Videla, who is unrepentant about rights abuses committed by
the state, described himself as a "political prisoner" during the
trial and said any abductions that did take place were not part of a systematic
plan.
"The women giving birth, who I respect as mothers, were
militants who were active in the machine of terror," the former dictator
said in his closing remarks. "Many used their unborn children as human
shields."
Some of the stolen babies were born to women held at
clandestine torture centers. Nurses have told how some babies were breast-fed
by their mothers for several days, while others were taken away immediately.

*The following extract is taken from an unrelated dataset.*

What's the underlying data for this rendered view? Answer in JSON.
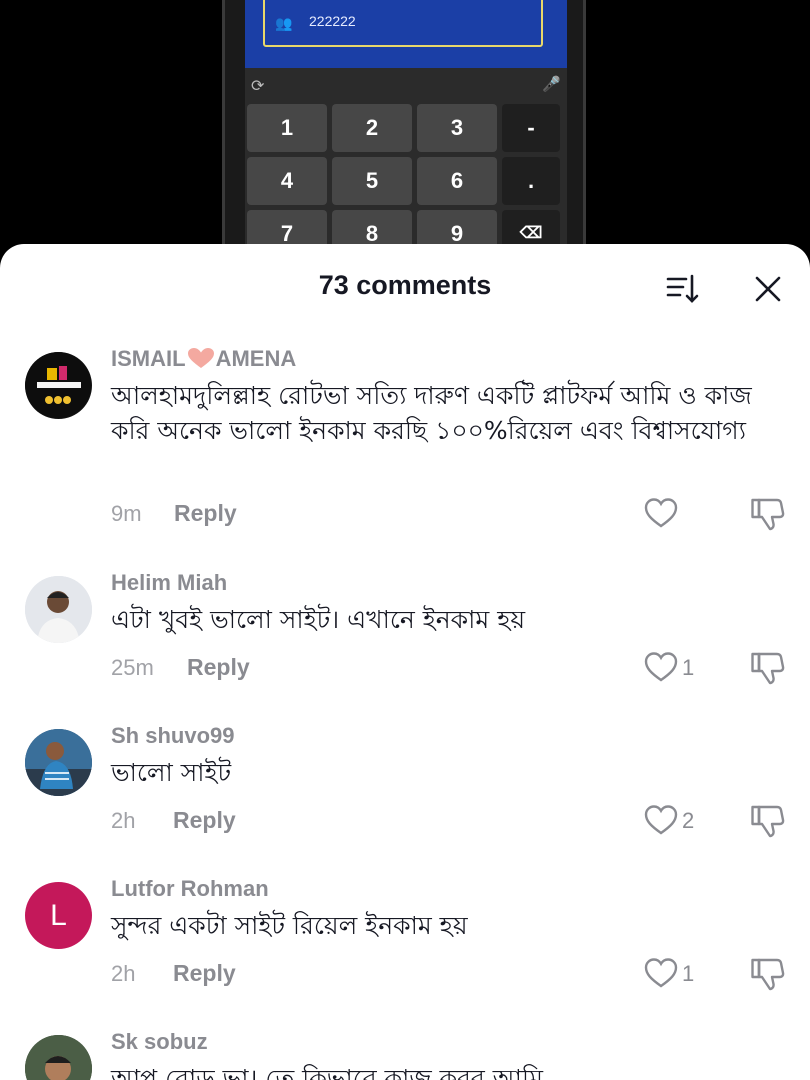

There were no birth certificates, making the task of
identifying them and reuniting them with their parents' relatives painstaking
and lengthy.
Most of the 34 children in the case have been identified.
They include pro-government city legislator Juan Cabandie, now 34, who was born
at the infamous ESMA Naval Mechanics School when his 16-year-old mother Alicia
was held there. He was adopted by a policeman and given a new name.
Another is leftist lawmaker Victoria Donda, whose parents
were also kidnapped and held at the ESMA before disappearing without trace.
Others, like Clara Anahi Mariani, are still missing. As a
three-month-old infant, she was kidnapped when state security services raided
her home in 1976, killing her mother and fellow leftist activists in the
central city of La Plata.
Her grandmother, Maria Isabel Chorobik de Mariani, has been
searching for Clara Anahi ever since.
"A lot of girls come here to see if they are Clara
Anahi," said Chorobik, who was knitting a sweater for her granddaughter
when the raid took place at her son's house on a November night 36 years ago.
"At first, it was awful to find out that a girl who had
the same birthday, the same name and a bunch of other things that made us think
it was her didn't match up in the (DNA) test," she told Reuters
Television. "My soul's become hardened."